By KEITH RYAN CARTWRIGHT
Rutherford County Schools
Paityn Heath and Diamond Harris were just two of the 40 high school volunteers from Smyrna at last week’s Junior Achievement STEM Summit.
Neither of them had an opportunity to participate in the summit when they were in seventh grade, but both of them understood the benefits of being ambassadors leading groups of roughly 30 students from one session to another.
It is the second year Junior Achievement of Middle Tennessee has hosted the event at Tennessee College of Applied Technology in Smyrna.
They had sessions covering chemistry, physics and robotics along with a math challenge, and Nissan presented a video documenting advancement in autonomous driving.
“We’re hoping to open their eyes to different opportunities,” said Kimberly Young, district manager of Rutherford County for Junior Achievement. “To get them thinking about it.”
Sheila Yoder, summit coordinator for Junior Achievement, added, “The goal is to give them a hands-on experiential learning day.”
The summit is designed to expose seventh-graders “to as many opportunities as possible,” according to Yoder, who noted the importance of exposing students to an environment where they begin to “think about taking STEM-related classes” and to ultimately “find a career goal they’re interested in.”

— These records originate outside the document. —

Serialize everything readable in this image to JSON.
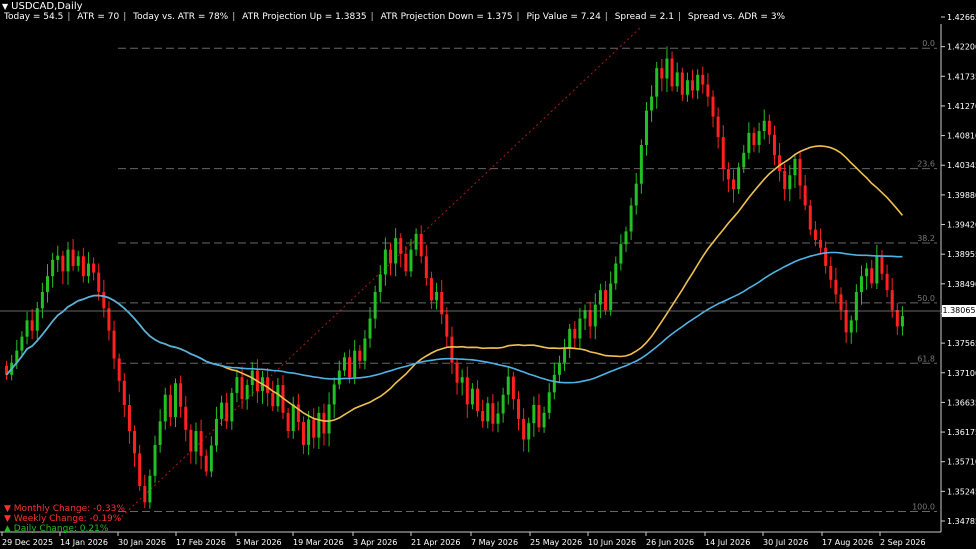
{
  "header": {
    "symbol_title": "USDCAD,Daily",
    "info": [
      "Today = 54.5",
      "ATR = 70",
      "Today vs. ATR = 78%",
      "ATR Projection Up = 1.3835",
      "ATR Projection Down = 1.375",
      "Pip Value = 7.24",
      "Spread = 2.1",
      "Spread vs. ADR = 3%"
    ]
  },
  "changes": {
    "monthly": "Monthly Change: -0.33%",
    "weekly": "Weekly Change: -0.19%",
    "daily": "Daily Change: 0.21%",
    "down_color": "#ff3030",
    "up_color": "#22bb22"
  },
  "current_price": "1.38065",
  "chart_data": {
    "type": "candlestick",
    "title": "USDCAD,Daily",
    "ylim": [
      1.3445,
      1.4295
    ],
    "y_ticks": [
      "1.42665",
      "1.42200",
      "1.41735",
      "1.41270",
      "1.40810",
      "1.40345",
      "1.39880",
      "1.39420",
      "1.38955",
      "1.38490",
      "1.38065",
      "1.37565",
      "1.37100",
      "1.36635",
      "1.36175",
      "1.35710",
      "1.35245",
      "1.34785"
    ],
    "x_labels": [
      "29 Dec 2025",
      "14 Jan 2026",
      "30 Jan 2026",
      "17 Feb 2026",
      "5 Mar 2026",
      "19 Mar 2026",
      "3 Apr 2026",
      "21 Apr 2026",
      "7 May 2026",
      "25 May 2026",
      "10 Jun 2026",
      "26 Jun 2026",
      "14 Jul 2026",
      "30 Jul 2026",
      "17 Aug 2026",
      "2 Sep 2026"
    ],
    "fib_levels": [
      {
        "label": "0.0",
        "price": 1.4245
      },
      {
        "label": "23.6",
        "price": 1.4046
      },
      {
        "label": "38.2",
        "price": 1.3923
      },
      {
        "label": "50.0",
        "price": 1.3824
      },
      {
        "label": "61.8",
        "price": 1.3724
      },
      {
        "label": "100.0",
        "price": 1.3479
      }
    ],
    "closes": [
      1.3705,
      1.3725,
      1.3745,
      1.3768,
      1.3795,
      1.3778,
      1.3815,
      1.3842,
      1.3868,
      1.3895,
      1.3902,
      1.3876,
      1.3912,
      1.3885,
      1.3901,
      1.3868,
      1.3889,
      1.3874,
      1.3842,
      1.3815,
      1.3778,
      1.3732,
      1.3695,
      1.3655,
      1.3612,
      1.3575,
      1.3521,
      1.3494,
      1.3538,
      1.3589,
      1.3628,
      1.3672,
      1.3635,
      1.3691,
      1.3652,
      1.3614,
      1.3578,
      1.3612,
      1.3571,
      1.3545,
      1.3588,
      1.3632,
      1.3659,
      1.3628,
      1.3675,
      1.3701,
      1.3665,
      1.3688,
      1.3712,
      1.3678,
      1.3701,
      1.3675,
      1.3653,
      1.3688,
      1.3642,
      1.3612,
      1.3656,
      1.3627,
      1.3589,
      1.3631,
      1.3601,
      1.3642,
      1.3608,
      1.3656,
      1.3689,
      1.3712,
      1.3734,
      1.3701,
      1.3745,
      1.3728,
      1.3765,
      1.3798,
      1.3842,
      1.3871,
      1.3912,
      1.3889,
      1.3931,
      1.3905,
      1.3876,
      1.3912,
      1.3938,
      1.3901,
      1.3865,
      1.3828,
      1.3842,
      1.3805,
      1.3768,
      1.3725,
      1.3692,
      1.3701,
      1.3656,
      1.3682,
      1.3645,
      1.3628,
      1.3658,
      1.3624,
      1.3641,
      1.3672,
      1.3702,
      1.3665,
      1.3632,
      1.3598,
      1.3625,
      1.3655,
      1.3618,
      1.3642,
      1.3676,
      1.3705,
      1.3725,
      1.3748,
      1.3781,
      1.3765,
      1.3798,
      1.3812,
      1.3785,
      1.3821,
      1.3845,
      1.3812,
      1.3856,
      1.3889,
      1.3921,
      1.3942,
      1.3985,
      1.4021,
      1.4085,
      1.4142,
      1.4165,
      1.4212,
      1.4195,
      1.4228,
      1.4182,
      1.4205,
      1.4168,
      1.4192,
      1.4175,
      1.4201,
      1.4185,
      1.4165,
      1.4132,
      1.4098,
      1.4045,
      1.4028,
      1.4012,
      1.4048,
      1.4072,
      1.4105,
      1.4085,
      1.4108,
      1.4125,
      1.4102,
      1.4068,
      1.4042,
      1.4012,
      1.4035,
      1.4062,
      1.4018,
      1.3985,
      1.3945,
      1.3928,
      1.3915,
      1.3885,
      1.3862,
      1.3838,
      1.3812,
      1.3775,
      1.3795,
      1.3842,
      1.3868,
      1.3881,
      1.3856,
      1.3901,
      1.3872,
      1.3845,
      1.3812,
      1.3785,
      1.3802
    ]
  }
}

Students take a YouScience assessment in eighth grade and — based on those results — they participate in a Career Pathway Fair with industry partners organized by Rutherford Works.
The summit and the fair build on one another in tandem with Rutherford County Schools’ focus on career-readiness.

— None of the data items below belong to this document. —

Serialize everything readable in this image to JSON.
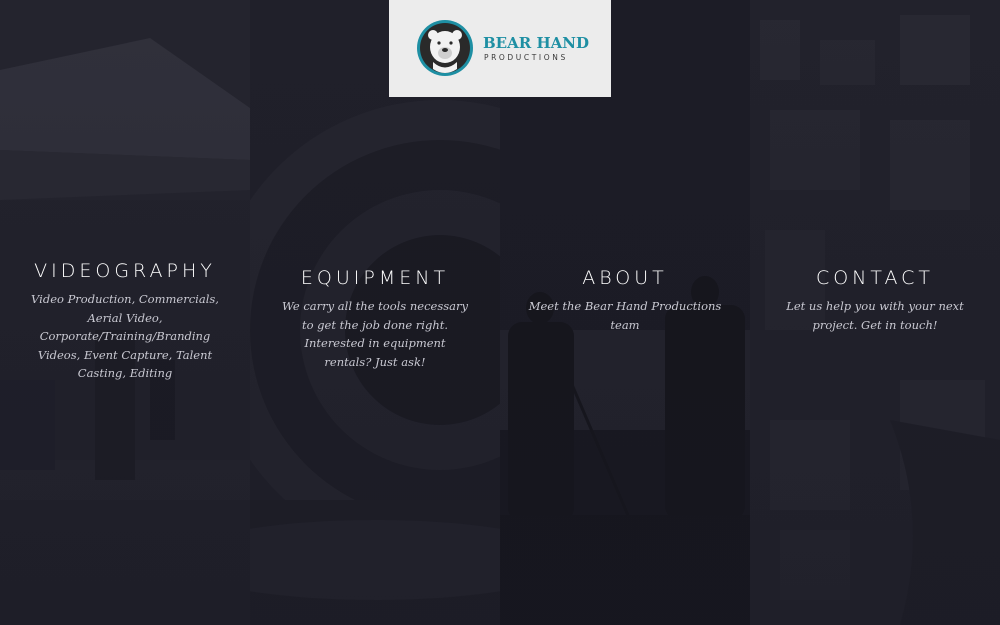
{
  "logo": {
    "name": "BEAR HAND",
    "subtitle": "PRODUCTIONS",
    "icon": "bear-icon",
    "colors": {
      "accent": "#1e8fa3",
      "box": "#ececec"
    }
  },
  "panels": [
    {
      "title": "VIDEOGRAPHY",
      "description": "Video Production, Commercials, Aerial Video, Corporate/Training/Branding Videos, Event Capture, Talent Casting, Editing"
    },
    {
      "title": "EQUIPMENT",
      "description": "We carry all the tools necessary to get the job done right. Interested in equipment rentals? Just ask!"
    },
    {
      "title": "ABOUT",
      "description": "Meet the Bear Hand Productions team"
    },
    {
      "title": "CONTACT",
      "description": "Let us help you with your next project. Get in touch!"
    }
  ],
  "colors": {
    "background": "#1c1c26",
    "title": "#ffffff",
    "description": "#c9c9d2"
  }
}
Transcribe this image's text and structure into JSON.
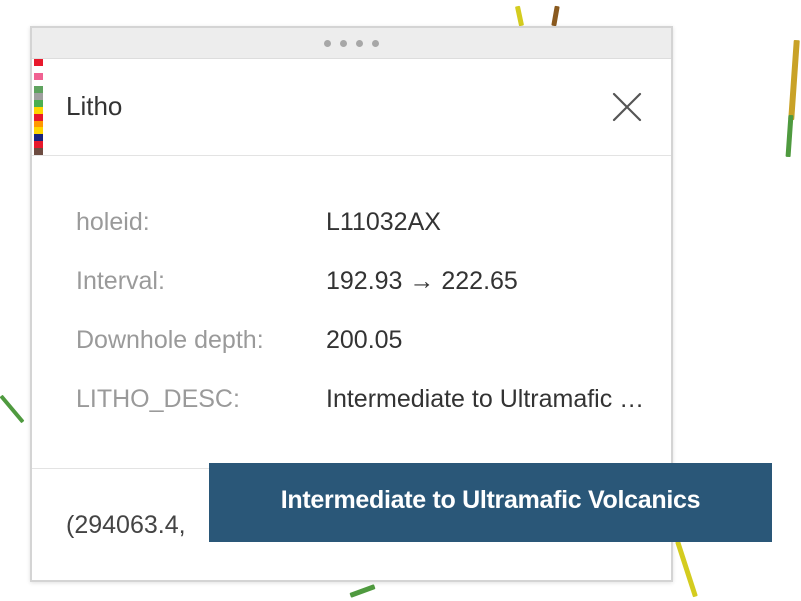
{
  "popup": {
    "title": "Litho",
    "close_icon": "close-icon",
    "legend_colors": [
      "#e8192c",
      "#ffffff",
      "#f06292",
      "#ffffff",
      "#5fa35f",
      "#a0a0a0",
      "#4caf50",
      "#ffd600",
      "#e8192c",
      "#ff9800",
      "#ffd600",
      "#1a237e",
      "#e8192c",
      "#6d4c41"
    ],
    "attributes": [
      {
        "key": "holeid:",
        "value": "L11032AX"
      },
      {
        "key": "Interval:",
        "value": "192.93 → 222.65"
      },
      {
        "key": "Downhole depth:",
        "value": "200.05"
      },
      {
        "key": "LITHO_DESC:",
        "value": "Intermediate to Ultramafic Volcanics"
      }
    ],
    "coordinates": "(294063.4,"
  },
  "tooltip": {
    "text": "Intermediate to Ultramafic Volcanics"
  },
  "colors": {
    "tooltip_bg": "#2a5778",
    "trace_yellow": "#d4cc1f",
    "trace_green": "#4f9a3f",
    "trace_brown": "#8a5a1f"
  }
}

“I wish I could do this more often,” said first-year principal Dr. Theowauna Hatchett, who accompanied Smyrna Middle students to the summit. “They’re excited and it exposes them to other areas.
Hatchett added, “They’re amazed … and one student even asked if TCAT has dormitories.”
Heath, a junior at Smyrna High, related to the students in the group she led from one summit session to another. Whether students are in middle school or even high school, she thought it was important for the students to be out in the community as opposed to just having a guest speaker.
The firsthand experience was a more powerful experience “and something they might not have otherwise known of or thought they would enjoy,” according to Heath, who is in the digital arts and design pathway.
Participating students — LaVergne brought 180, while Smyrna had 284 students — universally loved the chemistry experiment, as well as operating a robot fashioned after the ones used across the street at Nissan’s manufacturing plant.
This year was expanded by one day and went from including three middle schools to four.
LaVergne and Stewarts Creek took part Monday and Tuesday respectively, while Rocky Fork participated Wednesday and Smyrna closed out the summit on Thursday.
Junior Achievement is hoping to add a fifth day in 2020.
“Next year we want to grow it and have more schools involved,” Young said.